The Robo-AO-2 facility for rapid visible/near-infrared AO imaging and the demonstration of hybrid techniques
Christoph Baranec, Mark Chun, Donald Hall, Michael Connelley, Klaus, Hodapp, Daniel Huber, Michael Liu, Eugene Magnier, Karen Meech, Marianne, Takamiya, Richard Griffiths, Reed Riddle, Richard Dekany, Mansi Kasliwal,, Ryan Lau, Nicholas M. Law, Olivier Guyon, Imke de Pater

TL;DR
Robo-AO-2 is a next-generation laser adaptive optics system designed for rapid, high-quality visible and near-infrared imaging, incorporating hybrid techniques to improve faintness limits for exoplanet observations.
Contribution
This paper introduces Robo-AO-2, a new adaptive optics system with hybrid techniques and enhanced capabilities for high-priority astronomical observations.
Findings
Successful development of a reconfigurable guide star sensor
Demonstration of hybrid AO techniques extending faintness limits
Enhanced imaging speed and quality at Maunakea
Abstract
We are building a next-generation laser adaptive optics system, Robo-AO-2, for the UH 2.2-m telescope that will deliver robotic, diffraction-limited observations at visible and near-infrared wavelengths in unprecedented numbers.

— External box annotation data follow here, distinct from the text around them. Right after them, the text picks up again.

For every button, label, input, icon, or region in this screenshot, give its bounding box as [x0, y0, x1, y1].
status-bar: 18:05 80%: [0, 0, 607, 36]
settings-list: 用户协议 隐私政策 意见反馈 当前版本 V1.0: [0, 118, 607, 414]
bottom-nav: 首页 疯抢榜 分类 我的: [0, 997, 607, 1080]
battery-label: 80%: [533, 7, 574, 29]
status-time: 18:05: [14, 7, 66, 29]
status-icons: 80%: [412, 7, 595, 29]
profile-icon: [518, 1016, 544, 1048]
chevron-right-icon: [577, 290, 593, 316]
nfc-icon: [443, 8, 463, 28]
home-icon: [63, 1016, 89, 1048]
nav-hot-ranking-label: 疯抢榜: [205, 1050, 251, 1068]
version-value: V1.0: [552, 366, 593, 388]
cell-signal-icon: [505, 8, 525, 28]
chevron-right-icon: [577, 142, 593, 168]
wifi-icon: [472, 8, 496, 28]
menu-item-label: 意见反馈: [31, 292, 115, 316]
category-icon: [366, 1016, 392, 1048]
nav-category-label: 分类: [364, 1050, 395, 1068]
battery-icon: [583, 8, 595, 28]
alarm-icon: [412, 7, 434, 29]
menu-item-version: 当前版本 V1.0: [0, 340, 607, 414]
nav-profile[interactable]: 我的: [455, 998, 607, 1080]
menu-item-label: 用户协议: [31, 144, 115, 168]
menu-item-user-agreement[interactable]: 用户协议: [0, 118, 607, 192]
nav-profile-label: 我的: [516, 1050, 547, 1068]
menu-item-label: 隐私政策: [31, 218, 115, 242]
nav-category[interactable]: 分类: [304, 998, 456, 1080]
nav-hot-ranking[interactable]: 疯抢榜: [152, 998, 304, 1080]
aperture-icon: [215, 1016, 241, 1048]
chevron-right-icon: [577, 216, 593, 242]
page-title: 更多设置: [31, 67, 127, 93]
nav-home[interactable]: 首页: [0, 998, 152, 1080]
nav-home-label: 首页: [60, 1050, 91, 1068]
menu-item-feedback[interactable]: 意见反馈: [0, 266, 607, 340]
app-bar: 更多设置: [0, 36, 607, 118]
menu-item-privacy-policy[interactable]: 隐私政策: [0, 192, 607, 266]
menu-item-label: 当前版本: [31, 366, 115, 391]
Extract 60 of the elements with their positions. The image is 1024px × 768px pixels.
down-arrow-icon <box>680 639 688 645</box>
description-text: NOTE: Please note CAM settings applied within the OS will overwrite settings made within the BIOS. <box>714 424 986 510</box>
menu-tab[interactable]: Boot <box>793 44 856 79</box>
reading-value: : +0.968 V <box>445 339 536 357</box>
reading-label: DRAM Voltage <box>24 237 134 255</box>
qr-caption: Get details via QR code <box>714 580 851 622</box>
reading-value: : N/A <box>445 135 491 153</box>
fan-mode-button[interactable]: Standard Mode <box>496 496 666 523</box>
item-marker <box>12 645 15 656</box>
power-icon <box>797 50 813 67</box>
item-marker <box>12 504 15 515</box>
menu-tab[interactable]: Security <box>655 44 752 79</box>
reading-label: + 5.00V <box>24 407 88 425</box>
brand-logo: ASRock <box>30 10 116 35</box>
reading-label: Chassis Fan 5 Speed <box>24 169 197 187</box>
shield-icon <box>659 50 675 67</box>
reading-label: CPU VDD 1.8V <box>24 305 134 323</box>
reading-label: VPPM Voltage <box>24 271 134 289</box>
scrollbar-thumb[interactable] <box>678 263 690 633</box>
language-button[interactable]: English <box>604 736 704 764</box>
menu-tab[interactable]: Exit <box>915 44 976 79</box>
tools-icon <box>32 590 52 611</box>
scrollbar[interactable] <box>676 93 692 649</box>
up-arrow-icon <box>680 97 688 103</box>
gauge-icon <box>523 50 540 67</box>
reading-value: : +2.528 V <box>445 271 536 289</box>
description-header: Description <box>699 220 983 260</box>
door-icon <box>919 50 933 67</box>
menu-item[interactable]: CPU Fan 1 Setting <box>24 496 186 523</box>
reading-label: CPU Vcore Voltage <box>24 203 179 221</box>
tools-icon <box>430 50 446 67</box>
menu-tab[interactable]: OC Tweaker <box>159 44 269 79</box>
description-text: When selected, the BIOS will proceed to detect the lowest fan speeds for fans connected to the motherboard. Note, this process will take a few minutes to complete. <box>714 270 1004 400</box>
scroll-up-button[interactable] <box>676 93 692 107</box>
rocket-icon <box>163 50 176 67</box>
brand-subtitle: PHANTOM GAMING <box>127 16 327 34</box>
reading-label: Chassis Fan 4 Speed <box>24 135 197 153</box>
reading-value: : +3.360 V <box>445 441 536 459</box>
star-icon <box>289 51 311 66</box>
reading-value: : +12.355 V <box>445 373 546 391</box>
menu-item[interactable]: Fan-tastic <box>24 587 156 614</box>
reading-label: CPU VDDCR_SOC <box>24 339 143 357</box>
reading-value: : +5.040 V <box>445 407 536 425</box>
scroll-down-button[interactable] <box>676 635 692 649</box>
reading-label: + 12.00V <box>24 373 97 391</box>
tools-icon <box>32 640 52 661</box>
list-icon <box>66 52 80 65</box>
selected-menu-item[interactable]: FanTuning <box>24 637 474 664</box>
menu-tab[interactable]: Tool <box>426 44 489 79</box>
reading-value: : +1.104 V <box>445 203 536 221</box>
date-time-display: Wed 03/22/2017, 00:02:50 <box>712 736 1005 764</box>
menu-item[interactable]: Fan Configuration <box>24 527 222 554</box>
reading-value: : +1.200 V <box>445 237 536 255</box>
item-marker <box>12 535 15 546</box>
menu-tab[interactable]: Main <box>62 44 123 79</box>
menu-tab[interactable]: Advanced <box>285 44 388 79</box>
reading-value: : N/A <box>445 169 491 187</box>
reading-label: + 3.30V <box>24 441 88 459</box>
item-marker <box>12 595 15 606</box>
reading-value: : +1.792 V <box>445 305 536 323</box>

The superior Maunakea observing site, expanded spectral range and rapid response to high-priority events represent a significant advance over the prototype. Robo-AO-2 will include a new reconfigurable natural guide star sensor for exquisite wavefront correction on bright targets and the demonstration of potentially transformative hybrid AO techniques that promise to extend the faintness limit on current and future exoplanet adaptive optics systems.